The whole network runs in parallel in 4 GPUs (P100) and I am using a delayed update to the gradients, so as to increase the batch size, i.e.

for param in self.mynet.collect_params().values():
            param.grad_req ='add'

The update happens after 4 aggregations of the gradients with

  def _forward_backward_step(self,_iteration,_data,_label, _trainer=None):

        with autograd.record():
            # First argument is PREDICTIONS, second LABELS 
            losses = [self.loss(self.mynet(inputs), labels) for inputs, labels in zip(_data, _label)]

        # This is o utside the autograd.record state 
        for l in losses: # Evaluate gradients in each ctx 
            l.backward()


        # This updates gradients across ALL devices, by first aggregating them. <3 Gluon!
        if (_iteration % self.config[C.C_UPDT_DELAY_RATE] == 0):

            if (_trainer == None):
                self.trainer.step(self.config[C.C_BATCH_SIZE] * self.config[C.C_UPDT_DELAY_RATE]) 
            else :
                _trainer.step(self.config[C.C_BATCH_SIZE] * self.config[C.C_UPDT_DELAY_RATE])  

            for param in self.mynet.collect_params().values():
                param.zero_grad()

        return losses

This is an example of training GDC (it needs to be increasing, best 1., the loss is 1-GDC)

I exclude the nan appearing due to empty/corrupted masks, since all images have masks (with data augmentation using skimage), also the nans start appearing after the algorithm has started converging, usually after some restarts. In the restarts I am not using saved instances of the optimizer. The optimizer is adam, with lr = 0.001 (or less) and everything else in default values. The runs are on an HPC cluster, with python3.6, and 4 Tesla P100 GPUs. mxnet version is cu90, v1.2.0 (I’ve also verified the problem with cu91).

Any ideas where / how to look/debug? Many thanks. Can this be due to gradients exploding due to the many layers of the network? Due to the delayed update where I manually aggregate them? But then again, I didn’t had this problem in the past.

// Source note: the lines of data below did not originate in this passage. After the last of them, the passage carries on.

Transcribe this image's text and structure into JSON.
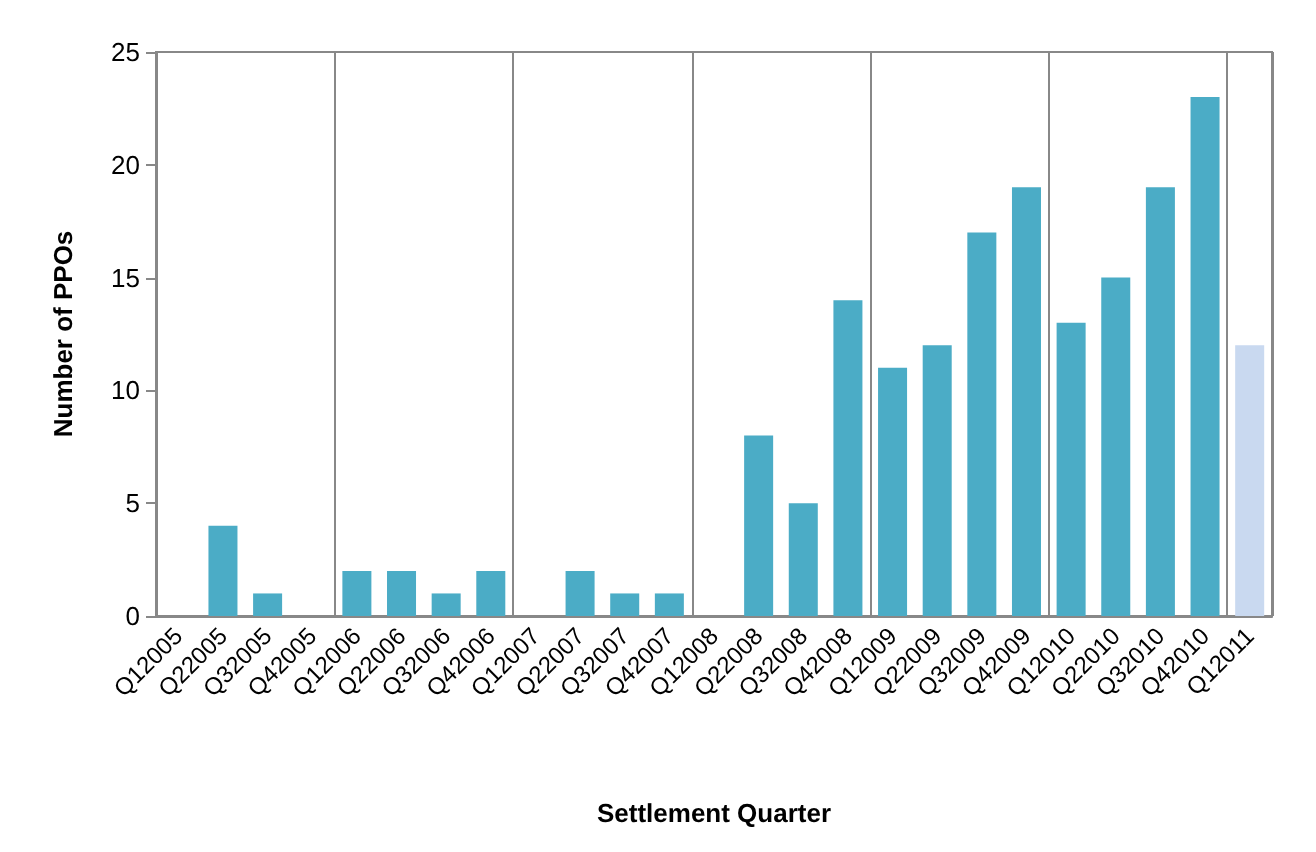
{
  "chart_data": {
    "type": "bar",
    "xlabel": "Settlement Quarter",
    "ylabel": "Number of PPOs",
    "categories": [
      "Q12005",
      "Q22005",
      "Q32005",
      "Q42005",
      "Q12006",
      "Q22006",
      "Q32006",
      "Q42006",
      "Q12007",
      "Q22007",
      "Q32007",
      "Q42007",
      "Q12008",
      "Q22008",
      "Q32008",
      "Q42008",
      "Q12009",
      "Q22009",
      "Q32009",
      "Q42009",
      "Q12010",
      "Q22010",
      "Q32010",
      "Q42010",
      "Q12011"
    ],
    "values": [
      0,
      4,
      1,
      0,
      2,
      2,
      1,
      2,
      0,
      2,
      1,
      1,
      0,
      8,
      5,
      14,
      11,
      12,
      17,
      19,
      13,
      15,
      19,
      23,
      12
    ],
    "colors": [
      "#4bacc6",
      "#4bacc6",
      "#4bacc6",
      "#4bacc6",
      "#4bacc6",
      "#4bacc6",
      "#4bacc6",
      "#4bacc6",
      "#4bacc6",
      "#4bacc6",
      "#4bacc6",
      "#4bacc6",
      "#4bacc6",
      "#4bacc6",
      "#4bacc6",
      "#4bacc6",
      "#4bacc6",
      "#4bacc6",
      "#4bacc6",
      "#4bacc6",
      "#4bacc6",
      "#4bacc6",
      "#4bacc6",
      "#4bacc6",
      "#c9d9f0"
    ],
    "ylim": [
      0,
      25
    ],
    "yticks": [
      0,
      5,
      10,
      15,
      20,
      25
    ],
    "grid": "x"
  }
}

Thank you very much for your time.
Foivos


#2

Hi @feevos,

Thanks for the detailed post. I haven’t read yet the paper. A few generic pieces of advice:

  • If possible, roll back your python version and mxnet changes. Do one at a time and see if you find out if the nan losses are correlated with the python upgrade or with the mxnet upgrade.
  • Debug your code using conditional breakpoints for example to understand better what situation lead to your nan losses. You can watch this video from Sina https://www.youtube.com/watch?v=6-dOoJVw9_0 on debugging MXNet code interactively with pycharm.
  • Exploding gradients could lead to the situation you are describing. Have you tried putting your learning rate on a schedule?
  • Is it running on 4 GPU on a single machine or on different machines? Can you share how you save / load the parameters?

Good luck!


#3

Thanks a lot for the detailed info!

  • Learning rate schedhule: no, I mostly train until convergence with fixed LR (adam), and when the training plateaus I restart with a smaller LR /= 10. I have found that restarts help the optimization, even if one keeps the LR fixed - I guess it has to do something with the internal states of the optimizer converging.
  • Single node, 4 GPUs. I am using the example from Gluon for data parallelization as described in the straight dope.

I’ll do some tests and get back, again, many thanks!!


#4

Although I haven’t found what was causing the problem, I reinstalled latest version of mxnet mxnet_cu91-1.2.0b20180501 everything works fine now.

Many thanks again @ThomasDelteil


#5

Glad you solved your issue @feevos ! Good luck with your project.